Karşısındaki soluk yüzlü beden sırıttı. Taze kan.. hele de insan kanı olunca ağzı sulanmıştı. Dilini alt dudağında gezdirirken ona korku dolu gözlerle bakan kıza baktı. Yıllar sonra güzel bir ziyafet çekecekti kendine.

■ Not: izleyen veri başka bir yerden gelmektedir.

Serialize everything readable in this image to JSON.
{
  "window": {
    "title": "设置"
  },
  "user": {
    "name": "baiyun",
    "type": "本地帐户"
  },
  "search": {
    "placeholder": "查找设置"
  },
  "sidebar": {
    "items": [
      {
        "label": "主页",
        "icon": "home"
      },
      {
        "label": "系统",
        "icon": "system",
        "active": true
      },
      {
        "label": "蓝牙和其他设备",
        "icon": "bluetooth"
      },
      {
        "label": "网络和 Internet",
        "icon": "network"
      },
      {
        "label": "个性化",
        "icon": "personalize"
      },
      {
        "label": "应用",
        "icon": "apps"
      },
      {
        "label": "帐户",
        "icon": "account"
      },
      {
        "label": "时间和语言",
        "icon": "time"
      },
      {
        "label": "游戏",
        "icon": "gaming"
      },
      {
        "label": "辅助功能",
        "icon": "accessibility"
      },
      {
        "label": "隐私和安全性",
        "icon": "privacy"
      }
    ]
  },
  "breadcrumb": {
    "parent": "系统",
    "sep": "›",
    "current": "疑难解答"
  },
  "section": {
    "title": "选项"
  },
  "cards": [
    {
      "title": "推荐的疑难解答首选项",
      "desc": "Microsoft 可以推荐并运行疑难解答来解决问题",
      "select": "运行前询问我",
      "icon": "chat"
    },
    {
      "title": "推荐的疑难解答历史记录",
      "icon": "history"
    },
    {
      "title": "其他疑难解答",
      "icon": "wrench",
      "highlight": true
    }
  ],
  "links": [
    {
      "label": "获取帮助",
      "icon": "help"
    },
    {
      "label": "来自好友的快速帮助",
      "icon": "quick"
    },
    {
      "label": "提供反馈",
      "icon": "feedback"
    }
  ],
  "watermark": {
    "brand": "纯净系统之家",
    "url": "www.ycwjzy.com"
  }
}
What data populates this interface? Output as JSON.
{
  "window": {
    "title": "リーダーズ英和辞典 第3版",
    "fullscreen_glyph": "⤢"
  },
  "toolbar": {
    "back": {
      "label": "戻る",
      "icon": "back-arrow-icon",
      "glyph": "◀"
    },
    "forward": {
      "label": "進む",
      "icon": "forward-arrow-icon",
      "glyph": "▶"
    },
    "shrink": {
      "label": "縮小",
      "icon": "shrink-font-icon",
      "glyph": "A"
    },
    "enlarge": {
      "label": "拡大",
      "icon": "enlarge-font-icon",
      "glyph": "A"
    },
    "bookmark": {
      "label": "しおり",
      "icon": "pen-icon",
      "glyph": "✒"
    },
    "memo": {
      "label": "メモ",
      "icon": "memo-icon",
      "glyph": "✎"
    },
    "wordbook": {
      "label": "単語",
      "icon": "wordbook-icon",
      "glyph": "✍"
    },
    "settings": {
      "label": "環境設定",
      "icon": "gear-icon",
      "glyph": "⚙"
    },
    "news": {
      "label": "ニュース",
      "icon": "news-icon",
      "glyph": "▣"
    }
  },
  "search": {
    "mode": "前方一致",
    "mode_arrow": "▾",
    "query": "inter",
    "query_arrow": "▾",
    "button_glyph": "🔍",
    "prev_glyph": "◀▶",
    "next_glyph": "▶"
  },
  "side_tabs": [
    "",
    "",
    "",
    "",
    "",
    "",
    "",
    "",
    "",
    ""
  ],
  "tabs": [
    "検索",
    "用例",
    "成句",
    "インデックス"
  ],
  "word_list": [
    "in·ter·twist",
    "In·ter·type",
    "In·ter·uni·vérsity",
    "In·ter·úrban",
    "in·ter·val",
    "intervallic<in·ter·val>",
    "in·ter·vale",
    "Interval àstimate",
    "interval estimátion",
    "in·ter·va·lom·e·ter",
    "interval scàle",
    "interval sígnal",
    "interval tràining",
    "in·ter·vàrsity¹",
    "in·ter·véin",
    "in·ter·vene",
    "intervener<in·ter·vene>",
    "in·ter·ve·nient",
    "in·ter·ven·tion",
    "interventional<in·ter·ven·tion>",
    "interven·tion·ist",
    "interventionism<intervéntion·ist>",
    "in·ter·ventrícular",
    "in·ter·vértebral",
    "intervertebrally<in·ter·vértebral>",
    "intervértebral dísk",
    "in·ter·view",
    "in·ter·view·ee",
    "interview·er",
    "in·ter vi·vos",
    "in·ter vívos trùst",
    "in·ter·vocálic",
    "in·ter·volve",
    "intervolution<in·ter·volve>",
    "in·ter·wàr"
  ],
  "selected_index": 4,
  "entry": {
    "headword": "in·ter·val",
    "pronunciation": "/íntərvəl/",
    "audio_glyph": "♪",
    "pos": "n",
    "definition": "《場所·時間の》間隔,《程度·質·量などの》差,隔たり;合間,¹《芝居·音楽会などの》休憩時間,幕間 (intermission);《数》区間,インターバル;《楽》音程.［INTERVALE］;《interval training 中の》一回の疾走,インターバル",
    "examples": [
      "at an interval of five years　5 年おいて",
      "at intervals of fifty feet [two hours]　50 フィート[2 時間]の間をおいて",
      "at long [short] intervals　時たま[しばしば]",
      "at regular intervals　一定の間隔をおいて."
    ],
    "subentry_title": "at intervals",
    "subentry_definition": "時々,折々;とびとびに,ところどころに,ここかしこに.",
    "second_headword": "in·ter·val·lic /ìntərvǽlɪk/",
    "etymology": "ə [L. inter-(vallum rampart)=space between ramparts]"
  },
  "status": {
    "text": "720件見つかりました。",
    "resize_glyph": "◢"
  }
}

"Misafirimiz mi var, Jungkook?"

Jisun merdivenlerden inen mor saçlı, yüzü aynı Jungkook diye hitap ettiği kişinin yüzü gibi olan biri geliyordu. Ayrıyeten koridordan iki kişi daha geliyordu. Biri turuncu diğeri yeşil saçlıydı. Hepsi aynı yüze sahipti. Ölü gibi beyaz bir ten, siyah damarlar ve siyah gözler...

"Öyle, Namjoon."

Jungkook'un yanına gelip yukarıdan Jisun'u izlemeye başlamışlardı. Bu kez net bir şekilde yaşadıklarının arkadaşlarıyla hiçbir alakasının olmadığını anlayan Jisun gergince kıpırdandı. Dört yabancı erkeğin bakışları üzerindeydi ve sinir bozucu bir sırıtışla kendisine bakıyorlardı.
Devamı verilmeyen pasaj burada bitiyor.